Beyond the incomprehensibility of the report’s framing of a six-digit number, I was troubled by it. For one, we know that there is no such thing as an indirect death. Starvation, disease, and the decimation of healthcare infrastructure are the technologies of violence deployed by Israel to directly eradicate Palestinians from Gaza. This is the logic of genocide: Destroy everything that sustains life, and the natural result will be exponentially more death. 

More disturbingly, their projection began to function as a prophecy that forces a new distinction on the Palestinian: the killed and the not-yet-killed. The imprecision of the martyr toll puts us in a morbid double bind: if we undercount our martyrs, we condemn them to a realm of non-existence. If we overcount, we condemn them to a predetermined death. 

But even if we possessed an accurate number, we wouldn’t understand the depth of its meaning. Can we conceptualize 680,000 martyrs when visualizing 65,000 is itself an impossible task? Statistics erase, blur, ambiguate, and rob. I think of how visceral my affective response to the individual stories of martyrs is, that extrapolating it a thousand times over is an impossibility that will inevitably dull those feelings. Muhammad Bhar, for example, was the young man with Down Syndrome who was killed after Israeli soldiers unleashed dogs on him. As they mauled him to death, Muhammad, who was non-verbal for the majority of his life, uttered his final words: “Khalas, ya habibi” — “enough, my love.” Numbers are by nature de-individuating and reduce life to an arithmetic equation, to the cold sign of 1. Our martyrs become indistinguishable because of the way numbers homogenize life into a set of data points.
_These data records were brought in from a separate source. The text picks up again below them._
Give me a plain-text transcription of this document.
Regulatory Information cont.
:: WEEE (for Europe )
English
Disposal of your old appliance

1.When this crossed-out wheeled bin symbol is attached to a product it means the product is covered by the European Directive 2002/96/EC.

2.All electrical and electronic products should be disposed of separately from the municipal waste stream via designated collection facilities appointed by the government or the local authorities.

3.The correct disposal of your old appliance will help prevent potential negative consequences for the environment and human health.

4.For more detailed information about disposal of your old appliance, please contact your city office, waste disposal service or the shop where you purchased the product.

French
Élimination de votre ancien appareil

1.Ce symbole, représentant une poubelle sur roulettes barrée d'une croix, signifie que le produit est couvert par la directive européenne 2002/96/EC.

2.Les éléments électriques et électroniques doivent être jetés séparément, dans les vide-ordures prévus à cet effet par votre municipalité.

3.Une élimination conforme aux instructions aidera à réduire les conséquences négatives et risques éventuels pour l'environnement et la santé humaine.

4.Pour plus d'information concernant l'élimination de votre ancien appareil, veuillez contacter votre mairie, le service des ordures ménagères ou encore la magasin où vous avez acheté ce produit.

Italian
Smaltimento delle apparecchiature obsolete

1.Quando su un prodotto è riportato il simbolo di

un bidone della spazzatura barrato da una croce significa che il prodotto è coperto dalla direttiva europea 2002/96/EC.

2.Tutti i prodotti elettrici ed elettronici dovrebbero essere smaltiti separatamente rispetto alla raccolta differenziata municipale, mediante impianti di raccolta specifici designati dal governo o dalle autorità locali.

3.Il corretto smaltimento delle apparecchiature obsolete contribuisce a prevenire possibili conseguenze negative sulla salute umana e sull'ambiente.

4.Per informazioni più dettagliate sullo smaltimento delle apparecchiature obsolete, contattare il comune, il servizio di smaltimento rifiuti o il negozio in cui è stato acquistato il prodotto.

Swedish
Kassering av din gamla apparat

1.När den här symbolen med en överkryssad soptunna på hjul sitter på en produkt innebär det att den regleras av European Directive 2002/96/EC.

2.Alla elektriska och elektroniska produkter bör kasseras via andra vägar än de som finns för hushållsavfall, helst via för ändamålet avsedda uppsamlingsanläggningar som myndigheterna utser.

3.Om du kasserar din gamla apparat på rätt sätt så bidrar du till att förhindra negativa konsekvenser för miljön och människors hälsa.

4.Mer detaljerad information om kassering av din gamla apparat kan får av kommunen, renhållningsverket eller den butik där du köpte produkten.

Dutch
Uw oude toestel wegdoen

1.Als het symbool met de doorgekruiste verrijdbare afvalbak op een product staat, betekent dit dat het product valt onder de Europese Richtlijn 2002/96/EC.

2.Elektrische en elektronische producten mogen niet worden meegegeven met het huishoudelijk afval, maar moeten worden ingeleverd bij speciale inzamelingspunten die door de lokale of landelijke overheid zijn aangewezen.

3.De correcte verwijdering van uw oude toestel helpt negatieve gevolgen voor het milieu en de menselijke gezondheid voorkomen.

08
Figures cannot communicate the pain Muhammad felt, cannot communicate the permanence of death, or differentiate between the Palestinian killed on October 8 and the Palestinian killed today. They cannot relay Palestinian suffering as interconnected, how this number of Palestinians are not just displaced, and this number of Palestinians are not just sick, or just hungry, but that these Palestinians are sick and hungry and displaced and injured, or perhaps sick because they are hungry, injured because they are displaced. 

Statistics cannot tell us anything about how the living are either grieving or condemned to die. A death toll cannot even count the dead. The number does not reveal the many lives destroyed, the love that now has nowhere to go, it does not reveal the grief, and rage, and heartbreak, and exhaustion, and the many self-written eulogies that we read every day. It is painfully inadequate — yet we still count, determined to know how many there are.

We often hear the defiant proclamation: “We are not numbers.” As Dr. al-Wahaidi says in his interview, “Each of these individuals is more than just a number; each one carries a unique story, a profound tragedy, a home filled with memories, and a family left grieving — don’t they deserve to be remembered?” But Zionism has devastated Gaza to such a degree that the number doesn’t exist. The range of martyrs is so vast that we are forced to be imprecise. Such imprecision disappears the Palestinians, forces them into non-existence, and condemns them to death. This is Zionism’s foundation and operating logic. Their colonial ambitions force a singular purpose onto the millions of Palestinians who have lived since the Balfour Declaration: to disappear and to die. 

We desire to know the number even if it is incomprehensible, even if what it represents terrifies us or reminds us of our abject failure, and even if we are painfully aware that it is neither accurate nor fully encompassing. I understand our fixation, though I’m not sure where it comes from.

Perhaps it’s a sign of respect, or maybe it offers us a semblance of control over the narrative of the genocide. How are we to avenge our martyrs if we don’t know how many there are? How will we stop the world from spinning and move masses to action if we don’t possess an accurate statistic? Were we to be without a number, we might search elsewhere to prove that they were here, that they lived, and that they matter still.